- Born: 25 June 1922
- Died: 25 December 2012 (aged 90) Riyadh, Saudi Arabia
- Spouse: Khalid of Saudi Arabia
- Issue: List Princess Jawhara; Princess Nouf; Princess Moudi; Princess Hussa; Princess Al Bandari; Princess Meshael; Prince Faisal;
- House: Al Saud (by marriage)
- Father: Fahd bin Mohammed Al Damer
- Mother: Rifaa Shehitan Al Dhaen Al Ajami

= Seeta bint Fahd Al Damir =

Spouse of King Khalid of Saudi Arabia (1922–2012)
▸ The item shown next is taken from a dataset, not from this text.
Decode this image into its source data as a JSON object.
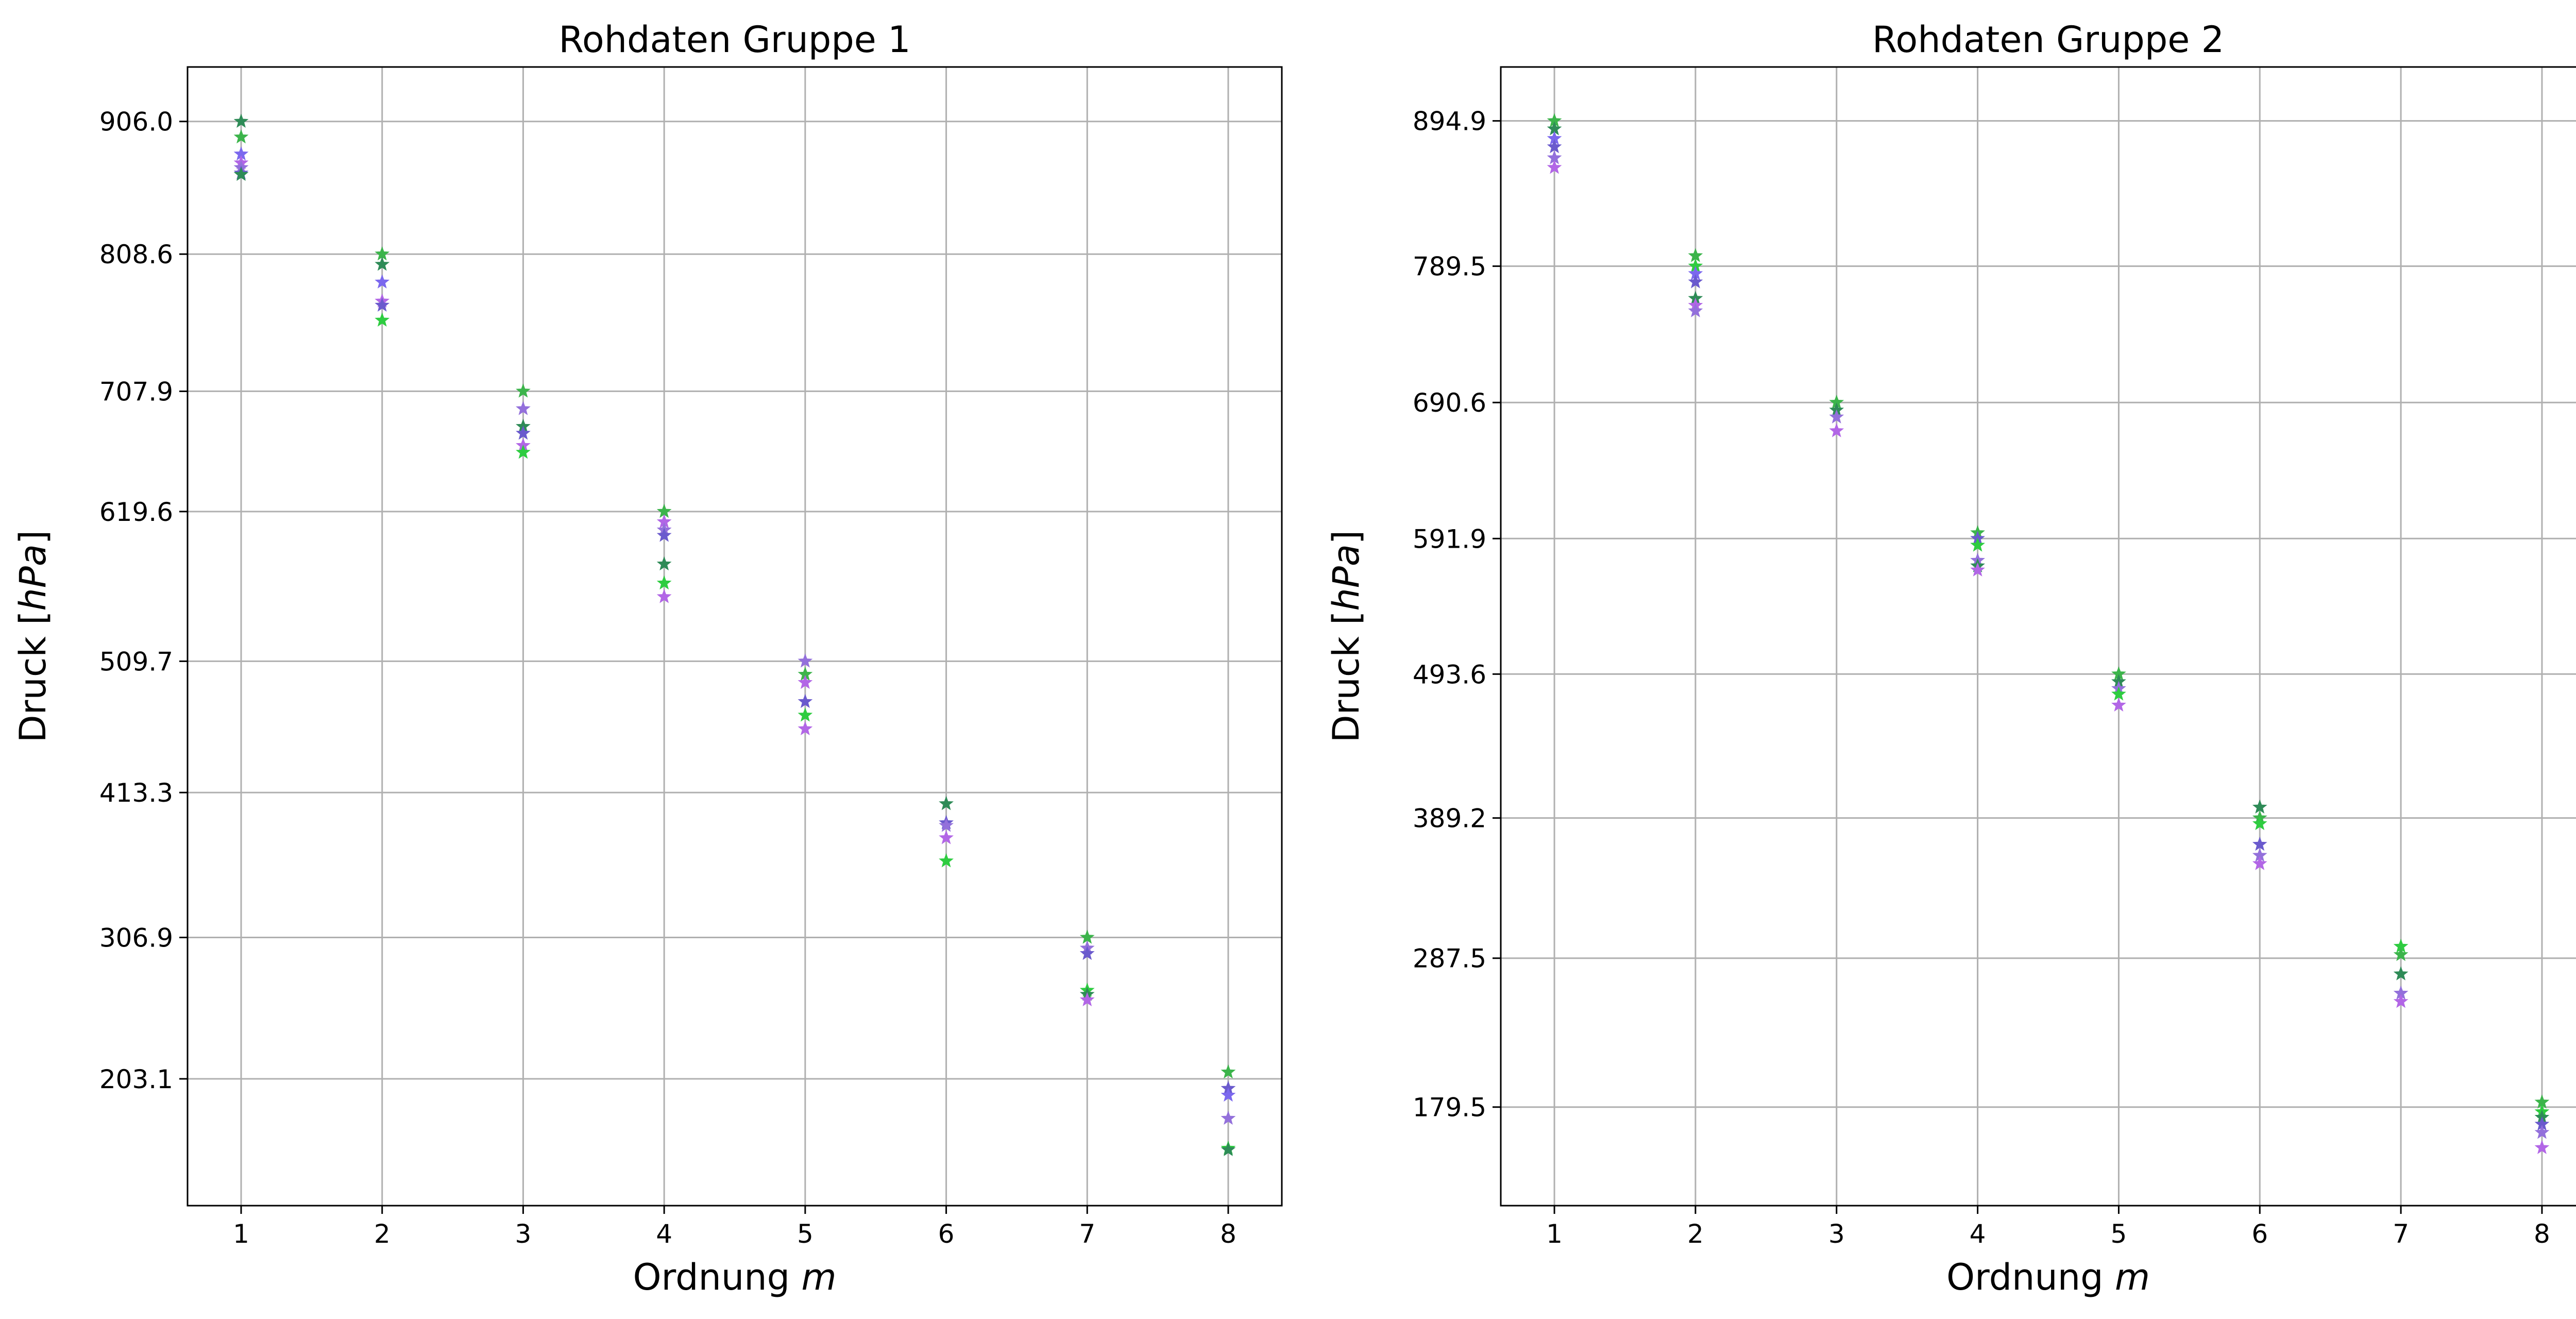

Seeta bint Fahd Al Damer (صيتة بنت فهد الدامر; 25 June 1922 – 25 December 2012) was one of the spouses of King Khalid of Saudi Arabia.

==Early life==
Seeta was a member of the Ajman tribe based in Al Badiyah and a niece of Wasmiyah Al Damir, wife of Abdullah bin Jiluwi. Her parents were Fahd bin Abdullah Al Damir and Raisa Shehitan Al Dhaen Al Ajami. She had two brothers and five sisters. Her brother, Abdullah bin Fahd, was the leader of the Juda settlement of the Ajman tribe.

==Personal life==
From Seeta's marriage with Khalid, the couple had seven children: Jawhara, Nouf, Moudi, Hussa, Al Bandari, Mishaal and Faisal. Her daughter, Moudi bint Khalid, was a member of the Consultative Assembly between 2013 and 2016.

==Death==
Seeta bint Fahd died in Riyadh on 25 December 2012. The funeral ceremony was held after Asr prayer led by Abdulaziz Al Asheikh at Imam Turki bin Abdullah Mosque in Riyadh on 26 December 2012 with the attendance of senior Saudi officials, including then Crown Prince Salman bin Abdulaziz.